Bolsonaro pode até enxergar o proverbial “copo meio cheio” ao se comparar com Lula de 2006, mas nem as perspectivas externas nem a situação doméstica são comparáveis. Enquanto o FMI prevê uma leve queda nos preços de commodities em 2022, a política fiscal dos EUA deverá se tornar menos expansionista, o que pode reduzir o fluxo de capitais para economias emergentes como a nossa. O rescaldo da pandemia está sendo desafiador para todos os presidentes da região, como indicam todas as eleições (presidenciais e legislativas) livres realizadas na América Latina em 2021, e os eleitores não demonstram qualquer propensão a descontar a “má sorte” de seus líderes. Além disso, o cenário  macroeconômico é muito mais incerto hoje do que em 2005: o mercado de trabalho está em forte contração, e as políticas sociais estão sendo montadas às pressas, o que certamente comprometerá o retorno eleitoral delas.

POSSIBILIDADE DE REELEIÇÃO

Deixando a América do Sul de lado e examinando as eleições brasileiras no atual período democrático, nota-se uma forte relação entre a avaliação de desempenho dos presidentes e o voto (e/ou a intenção de voto) para o candidato da situação, como mostra o gráfico. Nele são considerados Ulysses Guimarães e Henrique Meirelles, os candidatos de José Sarney e Michel Temer, respectivamente, embora o apoio daqueles a estes não ter sido enfático.

Ainda que se reconheça as limitações inerentes ao exercício de estimar a relação entre popularidade e voto com base em apenas oito eleições, a figura abaixo evidencia uma relação bastante clara entre ambos.  Com a exceção de 2010, observa-se que a proporção de votos dos candidatos no primeiro turno é um pouco superior à sua popularidade — ou à popularidade dos presidentes que os apoiam) — às vésperas da eleição. Essa relação não significa, necessariamente, que quem avalia bem o/a presidente é quem vota nele/a no primeiro turno, mas ela nos dá algum parâmetro para pensar em 2022. Com a popularidade de hoje, Bolsonaro faria pouco mais de 25% dos votos, valor que pode ou não colocá-lo num ainda incerto segundo turno, mas que é insuficiente para uma vitória eleitoral.

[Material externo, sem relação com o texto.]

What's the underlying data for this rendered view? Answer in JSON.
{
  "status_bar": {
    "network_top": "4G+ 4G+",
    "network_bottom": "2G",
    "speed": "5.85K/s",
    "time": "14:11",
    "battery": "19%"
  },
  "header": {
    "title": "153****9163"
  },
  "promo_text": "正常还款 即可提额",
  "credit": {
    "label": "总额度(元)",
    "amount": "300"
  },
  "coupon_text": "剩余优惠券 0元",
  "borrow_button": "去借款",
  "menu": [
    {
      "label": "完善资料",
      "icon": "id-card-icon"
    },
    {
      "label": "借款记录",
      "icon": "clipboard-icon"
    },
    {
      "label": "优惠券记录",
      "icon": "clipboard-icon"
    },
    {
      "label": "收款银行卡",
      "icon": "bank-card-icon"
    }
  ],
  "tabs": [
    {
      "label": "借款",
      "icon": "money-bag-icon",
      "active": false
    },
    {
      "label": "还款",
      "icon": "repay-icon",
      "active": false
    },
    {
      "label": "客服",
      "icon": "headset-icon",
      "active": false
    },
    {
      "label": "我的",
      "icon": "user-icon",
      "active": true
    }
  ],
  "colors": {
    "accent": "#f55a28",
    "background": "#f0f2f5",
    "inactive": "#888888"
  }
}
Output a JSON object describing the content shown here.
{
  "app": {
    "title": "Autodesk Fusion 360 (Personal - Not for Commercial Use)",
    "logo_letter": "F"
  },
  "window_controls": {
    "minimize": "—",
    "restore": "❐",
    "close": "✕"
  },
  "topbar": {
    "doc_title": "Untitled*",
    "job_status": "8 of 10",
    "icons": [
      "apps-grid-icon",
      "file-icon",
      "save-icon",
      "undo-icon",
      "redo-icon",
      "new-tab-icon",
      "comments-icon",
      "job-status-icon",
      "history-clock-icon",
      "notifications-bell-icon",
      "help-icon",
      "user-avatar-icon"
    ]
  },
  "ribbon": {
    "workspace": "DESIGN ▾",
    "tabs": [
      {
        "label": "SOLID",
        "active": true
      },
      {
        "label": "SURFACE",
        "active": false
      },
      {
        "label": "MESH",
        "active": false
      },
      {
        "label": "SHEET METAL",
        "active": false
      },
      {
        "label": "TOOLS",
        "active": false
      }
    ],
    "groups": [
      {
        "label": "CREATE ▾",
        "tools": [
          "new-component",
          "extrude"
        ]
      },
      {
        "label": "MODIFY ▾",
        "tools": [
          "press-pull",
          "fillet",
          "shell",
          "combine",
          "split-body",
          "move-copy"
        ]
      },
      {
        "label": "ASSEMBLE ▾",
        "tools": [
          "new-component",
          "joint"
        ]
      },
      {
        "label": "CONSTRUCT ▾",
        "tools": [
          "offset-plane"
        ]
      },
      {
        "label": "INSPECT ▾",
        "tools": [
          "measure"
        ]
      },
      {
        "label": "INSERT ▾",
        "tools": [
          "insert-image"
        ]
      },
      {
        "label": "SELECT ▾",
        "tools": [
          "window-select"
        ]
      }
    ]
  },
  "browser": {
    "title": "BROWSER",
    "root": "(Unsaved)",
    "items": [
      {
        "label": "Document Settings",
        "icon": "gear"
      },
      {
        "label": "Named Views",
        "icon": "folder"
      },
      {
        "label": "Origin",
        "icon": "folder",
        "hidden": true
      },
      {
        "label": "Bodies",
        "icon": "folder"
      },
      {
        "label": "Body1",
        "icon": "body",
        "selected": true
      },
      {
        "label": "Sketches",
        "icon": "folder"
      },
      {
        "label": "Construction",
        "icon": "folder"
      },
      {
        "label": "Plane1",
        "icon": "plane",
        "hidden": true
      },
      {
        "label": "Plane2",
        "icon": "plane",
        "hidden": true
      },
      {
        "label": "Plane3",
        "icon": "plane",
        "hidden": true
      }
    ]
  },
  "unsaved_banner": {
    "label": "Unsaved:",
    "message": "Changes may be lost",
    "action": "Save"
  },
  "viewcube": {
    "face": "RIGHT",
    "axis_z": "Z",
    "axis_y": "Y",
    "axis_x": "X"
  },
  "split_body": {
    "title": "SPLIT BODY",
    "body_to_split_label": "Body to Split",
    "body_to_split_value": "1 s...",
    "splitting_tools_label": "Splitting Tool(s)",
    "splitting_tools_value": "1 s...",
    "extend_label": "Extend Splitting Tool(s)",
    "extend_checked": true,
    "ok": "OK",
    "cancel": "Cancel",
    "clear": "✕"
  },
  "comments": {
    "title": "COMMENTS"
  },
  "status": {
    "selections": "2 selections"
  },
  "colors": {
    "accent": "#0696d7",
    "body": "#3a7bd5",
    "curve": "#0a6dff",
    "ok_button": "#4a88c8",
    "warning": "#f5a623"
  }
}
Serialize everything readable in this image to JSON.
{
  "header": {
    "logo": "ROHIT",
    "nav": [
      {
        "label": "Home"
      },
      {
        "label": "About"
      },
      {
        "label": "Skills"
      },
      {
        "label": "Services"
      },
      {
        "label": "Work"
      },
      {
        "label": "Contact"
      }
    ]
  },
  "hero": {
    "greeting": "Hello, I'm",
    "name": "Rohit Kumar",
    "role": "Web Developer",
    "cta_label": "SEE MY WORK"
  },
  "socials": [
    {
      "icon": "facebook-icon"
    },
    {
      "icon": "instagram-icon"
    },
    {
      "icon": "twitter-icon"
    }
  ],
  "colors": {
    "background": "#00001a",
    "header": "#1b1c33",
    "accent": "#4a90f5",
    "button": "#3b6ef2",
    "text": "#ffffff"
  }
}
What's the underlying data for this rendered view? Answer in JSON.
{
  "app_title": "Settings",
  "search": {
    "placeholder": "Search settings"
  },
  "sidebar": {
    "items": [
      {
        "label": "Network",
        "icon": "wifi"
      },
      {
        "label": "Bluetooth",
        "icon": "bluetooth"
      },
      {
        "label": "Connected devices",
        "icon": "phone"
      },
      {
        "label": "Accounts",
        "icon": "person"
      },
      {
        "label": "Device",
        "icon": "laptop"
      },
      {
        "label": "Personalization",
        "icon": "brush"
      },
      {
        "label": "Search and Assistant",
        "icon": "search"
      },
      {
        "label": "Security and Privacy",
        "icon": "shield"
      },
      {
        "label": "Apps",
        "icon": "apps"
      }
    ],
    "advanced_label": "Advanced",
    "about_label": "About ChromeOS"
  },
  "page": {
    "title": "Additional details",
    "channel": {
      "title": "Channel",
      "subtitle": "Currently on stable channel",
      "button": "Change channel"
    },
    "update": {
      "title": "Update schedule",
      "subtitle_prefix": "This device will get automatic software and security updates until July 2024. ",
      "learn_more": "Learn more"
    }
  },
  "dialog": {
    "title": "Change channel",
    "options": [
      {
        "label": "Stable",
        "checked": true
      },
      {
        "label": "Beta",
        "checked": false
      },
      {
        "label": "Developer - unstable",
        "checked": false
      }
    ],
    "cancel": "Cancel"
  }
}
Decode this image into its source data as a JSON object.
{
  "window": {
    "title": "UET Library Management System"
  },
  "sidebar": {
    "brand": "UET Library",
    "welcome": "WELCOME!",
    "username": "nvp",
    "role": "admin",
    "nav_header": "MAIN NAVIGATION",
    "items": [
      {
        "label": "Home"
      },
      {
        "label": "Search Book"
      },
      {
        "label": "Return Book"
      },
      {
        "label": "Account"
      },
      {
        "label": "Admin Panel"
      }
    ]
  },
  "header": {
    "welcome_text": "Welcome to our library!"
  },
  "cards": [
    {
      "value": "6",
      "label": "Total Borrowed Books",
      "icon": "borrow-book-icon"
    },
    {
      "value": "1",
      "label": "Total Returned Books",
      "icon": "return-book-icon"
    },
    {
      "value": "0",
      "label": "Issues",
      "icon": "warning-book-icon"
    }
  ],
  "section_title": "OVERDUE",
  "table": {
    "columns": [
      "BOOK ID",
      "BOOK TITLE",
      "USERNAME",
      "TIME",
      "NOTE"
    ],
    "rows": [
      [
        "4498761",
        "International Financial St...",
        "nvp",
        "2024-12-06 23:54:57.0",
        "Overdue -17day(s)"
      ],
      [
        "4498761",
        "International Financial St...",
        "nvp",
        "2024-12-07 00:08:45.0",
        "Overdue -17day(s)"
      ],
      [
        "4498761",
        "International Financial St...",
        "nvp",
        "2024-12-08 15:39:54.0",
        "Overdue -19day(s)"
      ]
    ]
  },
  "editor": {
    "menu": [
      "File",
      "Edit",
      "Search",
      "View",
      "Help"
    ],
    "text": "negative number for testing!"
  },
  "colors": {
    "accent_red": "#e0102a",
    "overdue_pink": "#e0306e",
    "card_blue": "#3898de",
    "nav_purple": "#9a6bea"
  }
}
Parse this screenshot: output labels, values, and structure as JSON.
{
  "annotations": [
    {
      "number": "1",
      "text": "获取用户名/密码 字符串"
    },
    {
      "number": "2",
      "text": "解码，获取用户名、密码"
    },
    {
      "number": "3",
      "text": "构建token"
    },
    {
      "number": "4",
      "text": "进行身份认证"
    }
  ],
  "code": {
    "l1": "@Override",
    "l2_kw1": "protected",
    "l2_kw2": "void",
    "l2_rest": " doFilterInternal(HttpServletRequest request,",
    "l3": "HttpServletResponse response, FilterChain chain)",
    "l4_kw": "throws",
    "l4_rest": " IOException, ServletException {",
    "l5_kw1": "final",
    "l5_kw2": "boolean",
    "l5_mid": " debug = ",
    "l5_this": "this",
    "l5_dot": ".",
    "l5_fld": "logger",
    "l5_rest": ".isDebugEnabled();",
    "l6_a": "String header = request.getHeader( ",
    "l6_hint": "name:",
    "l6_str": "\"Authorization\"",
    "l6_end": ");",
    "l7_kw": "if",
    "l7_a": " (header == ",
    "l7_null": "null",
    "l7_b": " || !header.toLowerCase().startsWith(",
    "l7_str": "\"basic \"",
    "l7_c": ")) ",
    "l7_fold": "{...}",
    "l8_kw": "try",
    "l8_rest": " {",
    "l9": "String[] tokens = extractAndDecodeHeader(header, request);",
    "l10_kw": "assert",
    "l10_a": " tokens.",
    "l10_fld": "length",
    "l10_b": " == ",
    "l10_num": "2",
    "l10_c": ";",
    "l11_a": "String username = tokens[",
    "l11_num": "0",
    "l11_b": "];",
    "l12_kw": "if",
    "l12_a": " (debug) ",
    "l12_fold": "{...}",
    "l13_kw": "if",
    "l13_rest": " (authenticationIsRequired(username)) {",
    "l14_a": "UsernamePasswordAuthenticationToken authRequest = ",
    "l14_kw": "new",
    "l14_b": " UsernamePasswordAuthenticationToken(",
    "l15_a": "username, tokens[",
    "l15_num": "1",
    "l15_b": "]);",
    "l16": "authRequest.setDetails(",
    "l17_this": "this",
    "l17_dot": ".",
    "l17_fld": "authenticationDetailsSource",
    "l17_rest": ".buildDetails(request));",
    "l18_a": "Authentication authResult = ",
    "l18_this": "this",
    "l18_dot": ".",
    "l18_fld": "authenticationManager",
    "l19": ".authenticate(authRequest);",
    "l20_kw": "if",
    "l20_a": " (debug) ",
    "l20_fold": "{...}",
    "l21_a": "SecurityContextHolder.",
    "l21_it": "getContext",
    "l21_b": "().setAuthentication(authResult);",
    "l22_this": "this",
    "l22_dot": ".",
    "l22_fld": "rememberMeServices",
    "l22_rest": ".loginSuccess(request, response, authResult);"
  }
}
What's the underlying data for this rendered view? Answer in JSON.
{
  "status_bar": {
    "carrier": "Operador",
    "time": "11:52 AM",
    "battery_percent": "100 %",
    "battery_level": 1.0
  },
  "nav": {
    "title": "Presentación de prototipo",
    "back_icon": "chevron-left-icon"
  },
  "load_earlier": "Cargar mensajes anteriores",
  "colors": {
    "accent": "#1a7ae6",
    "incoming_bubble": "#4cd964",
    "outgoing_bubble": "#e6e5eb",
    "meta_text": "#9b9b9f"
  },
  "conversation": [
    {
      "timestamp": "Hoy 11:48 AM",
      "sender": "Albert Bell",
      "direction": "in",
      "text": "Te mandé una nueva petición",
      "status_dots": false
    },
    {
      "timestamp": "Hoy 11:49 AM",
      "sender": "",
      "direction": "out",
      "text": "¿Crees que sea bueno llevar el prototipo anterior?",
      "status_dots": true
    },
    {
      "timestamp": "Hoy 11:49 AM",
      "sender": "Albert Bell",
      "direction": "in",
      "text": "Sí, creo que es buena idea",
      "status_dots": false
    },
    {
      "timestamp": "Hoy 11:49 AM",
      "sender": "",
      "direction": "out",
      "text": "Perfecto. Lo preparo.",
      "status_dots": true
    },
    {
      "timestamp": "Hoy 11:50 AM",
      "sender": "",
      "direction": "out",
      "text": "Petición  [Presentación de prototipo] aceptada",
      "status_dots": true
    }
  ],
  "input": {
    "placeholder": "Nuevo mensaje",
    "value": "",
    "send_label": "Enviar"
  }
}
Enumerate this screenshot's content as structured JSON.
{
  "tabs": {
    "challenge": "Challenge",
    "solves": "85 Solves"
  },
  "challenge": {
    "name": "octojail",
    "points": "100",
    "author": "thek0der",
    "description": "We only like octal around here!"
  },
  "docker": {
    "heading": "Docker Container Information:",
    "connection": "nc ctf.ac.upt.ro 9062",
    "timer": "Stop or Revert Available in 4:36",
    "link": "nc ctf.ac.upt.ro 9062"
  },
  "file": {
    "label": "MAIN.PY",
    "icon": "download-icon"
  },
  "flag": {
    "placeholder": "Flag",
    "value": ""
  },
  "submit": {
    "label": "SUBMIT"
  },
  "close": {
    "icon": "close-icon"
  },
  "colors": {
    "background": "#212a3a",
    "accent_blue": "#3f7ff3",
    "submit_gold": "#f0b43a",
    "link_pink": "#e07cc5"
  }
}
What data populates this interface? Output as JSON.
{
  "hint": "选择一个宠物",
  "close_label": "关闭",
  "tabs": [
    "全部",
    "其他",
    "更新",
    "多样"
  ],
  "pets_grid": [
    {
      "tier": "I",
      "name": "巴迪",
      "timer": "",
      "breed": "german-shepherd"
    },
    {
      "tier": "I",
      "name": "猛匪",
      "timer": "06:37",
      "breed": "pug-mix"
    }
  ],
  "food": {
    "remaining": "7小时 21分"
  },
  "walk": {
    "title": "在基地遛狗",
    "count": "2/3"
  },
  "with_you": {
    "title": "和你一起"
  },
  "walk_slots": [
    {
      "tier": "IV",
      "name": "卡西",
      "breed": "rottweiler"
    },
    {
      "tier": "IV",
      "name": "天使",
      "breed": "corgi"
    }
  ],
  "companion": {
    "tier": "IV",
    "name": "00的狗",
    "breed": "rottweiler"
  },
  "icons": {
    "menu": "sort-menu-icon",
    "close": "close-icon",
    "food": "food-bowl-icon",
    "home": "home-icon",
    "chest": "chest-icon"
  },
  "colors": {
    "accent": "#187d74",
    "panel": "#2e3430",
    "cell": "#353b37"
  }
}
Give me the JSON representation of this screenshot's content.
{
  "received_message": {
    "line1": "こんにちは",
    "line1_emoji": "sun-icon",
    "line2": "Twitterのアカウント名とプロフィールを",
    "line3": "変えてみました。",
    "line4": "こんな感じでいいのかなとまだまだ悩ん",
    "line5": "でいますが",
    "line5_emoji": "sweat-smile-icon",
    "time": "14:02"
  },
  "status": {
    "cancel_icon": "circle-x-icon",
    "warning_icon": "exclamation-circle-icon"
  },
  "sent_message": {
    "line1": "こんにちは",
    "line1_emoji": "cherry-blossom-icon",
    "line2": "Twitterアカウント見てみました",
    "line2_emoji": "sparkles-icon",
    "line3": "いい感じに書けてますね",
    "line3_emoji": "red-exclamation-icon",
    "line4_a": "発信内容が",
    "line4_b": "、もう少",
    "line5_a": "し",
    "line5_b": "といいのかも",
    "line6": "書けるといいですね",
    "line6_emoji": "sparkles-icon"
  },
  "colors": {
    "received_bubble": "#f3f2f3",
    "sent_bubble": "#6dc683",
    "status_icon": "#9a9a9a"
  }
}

Sem uma melhora significativa da economia, não haverá melhora da popularidade. Por outro lado, embora seus assessores mais próximos pareçam não compreender, a irresponsabilidade fiscal e os estratagemas de que o governo vem se valendo para maquiá-la têm um custo de credibilidade, que, entre outros fatores, vêm mantendo o real desvalorizado, em que pese a melhora no cenário externo ocorrida em 2021. Assim, o que o presidente dá com uma mão, a economia tira com a outra, por meio de inflação e desemprego.

TENDÊNCIA

Sem uma melhora substancial da popularidade, são poucas as chances de Bolsonaro vencer as eleições, independentemente do número, da identidade ou da estratégia dos demais candidatos. Mas mesmo um Bolsonaro com chances reduzidas de sucesso poderá causar estrago considerável. Uma das implicações mais interessantes observadas em nossa pesquisa é que presidentes quase certos de sua vitória ou derrota nas eleições têm menos incentivos para atender às necessidades dos eleitores, em comparação com aqueles cujo desfecho é incerto. A tendência, sob a ótica menos negativa, é que presidentes nessa situação se voltem para suas audiências cativas, em um esforço de fortalecer seu apoio futuro. No pior cenário, presidentes que se veem sem chances de reeleição podem buscar permanecer no poder por vias não eleitorais. Toda atenção será pouca para evitar que isso ocorra em outubro deste ano.